Mounts for a Cylindrical Vessel

  • China
  • China, Western Han period
  • 206 B.C. - A.D. 9
  • Bronze with gilding
  • H-37.1 D-34
Catalogue Entry

The southwestern province of Sichuan has yielded some of the earliest gold artifacts known in China.1 It was also a primary center for lacquer production. By the Han period if not before, these two media converged. In fact, extant marked and inscribed examples suggest that large, imperially administered facilities were producing impressive painted lacquer vessels with gold or gilt bronze fittings or supports in great number from the mid-second century onward.2 Attesting both to the attraction of the wares and the highly developed commercial infrastructure of the time, Sichuan lacquers have been unearthed as far afield as Korea.3

These eleven gilt-bronze fittings represent an almost complete set of ornaments for a cylindrical vessel that no longer exists.4 Probably made of lacquered wood or cloth, the more fragile container must have disintegrated over time in burial. Based upon the size of the foot, mouth, and lid rings, the vessel (now represented in a possible reconstruction) must have been of impressive size. Not a make-up and mirror box (lian), it probably functioned as a large wine container (zun) like those frequently depicted in Han tomb burial reliefs throughout China.5 Based on these depictions as well as the rather large number of excavated examples known in a range of media, the vessel type was extremely popular at the time. Some are relatively plain, but others bear complex decoration, frequently featuring animals and supernatural sprites in fantastic landscapes.6 One can only imagine that the vessel for the Shumei mounts was similarly ornamented, with polychrome patterns surrounding the rich, gilt fittings.
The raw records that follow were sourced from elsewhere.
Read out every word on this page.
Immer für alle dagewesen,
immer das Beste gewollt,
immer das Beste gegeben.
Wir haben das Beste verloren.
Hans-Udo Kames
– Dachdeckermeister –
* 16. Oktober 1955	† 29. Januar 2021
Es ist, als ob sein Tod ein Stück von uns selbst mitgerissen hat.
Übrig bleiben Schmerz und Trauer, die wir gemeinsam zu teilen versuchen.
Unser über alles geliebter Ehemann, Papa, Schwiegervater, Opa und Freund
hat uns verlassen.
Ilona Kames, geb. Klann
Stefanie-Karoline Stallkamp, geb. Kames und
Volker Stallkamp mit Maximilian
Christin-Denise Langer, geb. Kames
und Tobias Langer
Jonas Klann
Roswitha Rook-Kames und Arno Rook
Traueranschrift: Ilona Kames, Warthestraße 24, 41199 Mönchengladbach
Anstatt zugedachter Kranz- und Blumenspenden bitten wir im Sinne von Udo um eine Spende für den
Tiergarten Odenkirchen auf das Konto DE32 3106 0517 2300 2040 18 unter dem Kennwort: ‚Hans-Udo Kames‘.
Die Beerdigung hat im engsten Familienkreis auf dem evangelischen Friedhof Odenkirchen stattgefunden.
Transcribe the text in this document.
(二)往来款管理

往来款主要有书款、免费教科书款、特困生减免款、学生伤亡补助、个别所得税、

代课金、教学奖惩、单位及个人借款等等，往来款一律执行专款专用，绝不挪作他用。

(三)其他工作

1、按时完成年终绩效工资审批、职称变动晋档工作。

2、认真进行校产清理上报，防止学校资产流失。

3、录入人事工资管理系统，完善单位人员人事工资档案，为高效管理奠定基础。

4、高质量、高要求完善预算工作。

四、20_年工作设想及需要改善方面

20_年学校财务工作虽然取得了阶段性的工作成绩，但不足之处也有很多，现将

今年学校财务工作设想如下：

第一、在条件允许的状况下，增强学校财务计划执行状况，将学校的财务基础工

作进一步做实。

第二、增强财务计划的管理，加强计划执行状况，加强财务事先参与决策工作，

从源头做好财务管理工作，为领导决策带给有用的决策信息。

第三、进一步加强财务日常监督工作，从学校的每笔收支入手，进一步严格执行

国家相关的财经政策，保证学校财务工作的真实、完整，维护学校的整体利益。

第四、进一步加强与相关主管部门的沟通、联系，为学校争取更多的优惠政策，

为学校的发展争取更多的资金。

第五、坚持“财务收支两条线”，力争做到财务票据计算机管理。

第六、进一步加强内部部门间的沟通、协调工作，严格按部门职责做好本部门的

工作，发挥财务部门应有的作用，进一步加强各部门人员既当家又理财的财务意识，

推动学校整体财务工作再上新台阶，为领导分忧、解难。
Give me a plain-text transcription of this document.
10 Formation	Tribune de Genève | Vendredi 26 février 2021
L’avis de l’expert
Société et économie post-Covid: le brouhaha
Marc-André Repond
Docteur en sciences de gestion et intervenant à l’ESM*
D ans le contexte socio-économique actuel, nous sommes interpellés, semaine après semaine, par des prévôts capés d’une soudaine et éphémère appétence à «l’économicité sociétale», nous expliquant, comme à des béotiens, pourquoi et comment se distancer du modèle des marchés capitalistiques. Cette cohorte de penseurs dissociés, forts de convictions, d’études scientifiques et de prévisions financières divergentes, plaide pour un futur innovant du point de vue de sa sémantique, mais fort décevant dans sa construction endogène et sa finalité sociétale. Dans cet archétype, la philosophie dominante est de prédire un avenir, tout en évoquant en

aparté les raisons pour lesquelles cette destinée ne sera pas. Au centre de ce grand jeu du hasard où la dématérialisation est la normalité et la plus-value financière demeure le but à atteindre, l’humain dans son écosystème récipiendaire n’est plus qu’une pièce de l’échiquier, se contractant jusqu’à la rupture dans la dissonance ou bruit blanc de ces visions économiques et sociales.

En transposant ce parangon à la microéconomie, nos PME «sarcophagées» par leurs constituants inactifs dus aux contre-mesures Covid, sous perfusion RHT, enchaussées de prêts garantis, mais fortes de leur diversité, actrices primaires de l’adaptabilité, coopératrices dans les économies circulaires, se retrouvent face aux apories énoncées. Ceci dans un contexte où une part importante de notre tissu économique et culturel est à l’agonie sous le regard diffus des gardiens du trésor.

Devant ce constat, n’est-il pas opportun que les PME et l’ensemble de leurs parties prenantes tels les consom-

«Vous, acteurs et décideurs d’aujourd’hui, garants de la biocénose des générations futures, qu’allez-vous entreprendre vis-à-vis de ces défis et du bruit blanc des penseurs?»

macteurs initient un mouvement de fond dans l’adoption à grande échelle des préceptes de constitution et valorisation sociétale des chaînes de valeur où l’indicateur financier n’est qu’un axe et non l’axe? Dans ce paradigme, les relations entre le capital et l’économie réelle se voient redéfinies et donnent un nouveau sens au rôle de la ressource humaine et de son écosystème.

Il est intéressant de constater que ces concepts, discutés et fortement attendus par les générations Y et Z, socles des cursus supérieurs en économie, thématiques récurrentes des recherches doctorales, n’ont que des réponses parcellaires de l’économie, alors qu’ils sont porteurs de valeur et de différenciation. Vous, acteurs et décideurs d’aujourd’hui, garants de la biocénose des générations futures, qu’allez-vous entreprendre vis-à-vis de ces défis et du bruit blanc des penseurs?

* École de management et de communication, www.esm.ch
The unusual vessel legs, like those in catalogue number 100, include creatures that resemble those found on a pair of gilt and silvered bronze coffin handles from the tomb of Liu Sheng (d. 113 B.C.). That tomb also included a gilt bronze mask handle like those in these mounts as well as the remnants of a lacquer vessel of similar size with silver and bronze ornaments, suggesting that these beautiful fittings were likewise made during the Western Han period.7
JKW

1. Gold objects as well as gold-leafed sculptures, found at Sanxingdui, are datable to about 1200-1000 B.C. (see Wenwu 1987.10, pp. 16-17, pl. 1.
2. See Wang 1982, pp. 80-99.
3. See, for example, Choson koseki kenkyukai 1934.
4. The spouts of the masked handles probably originally held small gilt bronze loops that are now missing.
5. For Sichuan examples see Gao 1987, nos. 39, 42.
6. For a cast bronze version with quite similar fittings see Zhongguo Renmin Gonghequo 1973, pl. 84.
7. See Hebei sheng 1980, vol. 1, pp. 146-49, 196, vol. 2, pl. 134.1.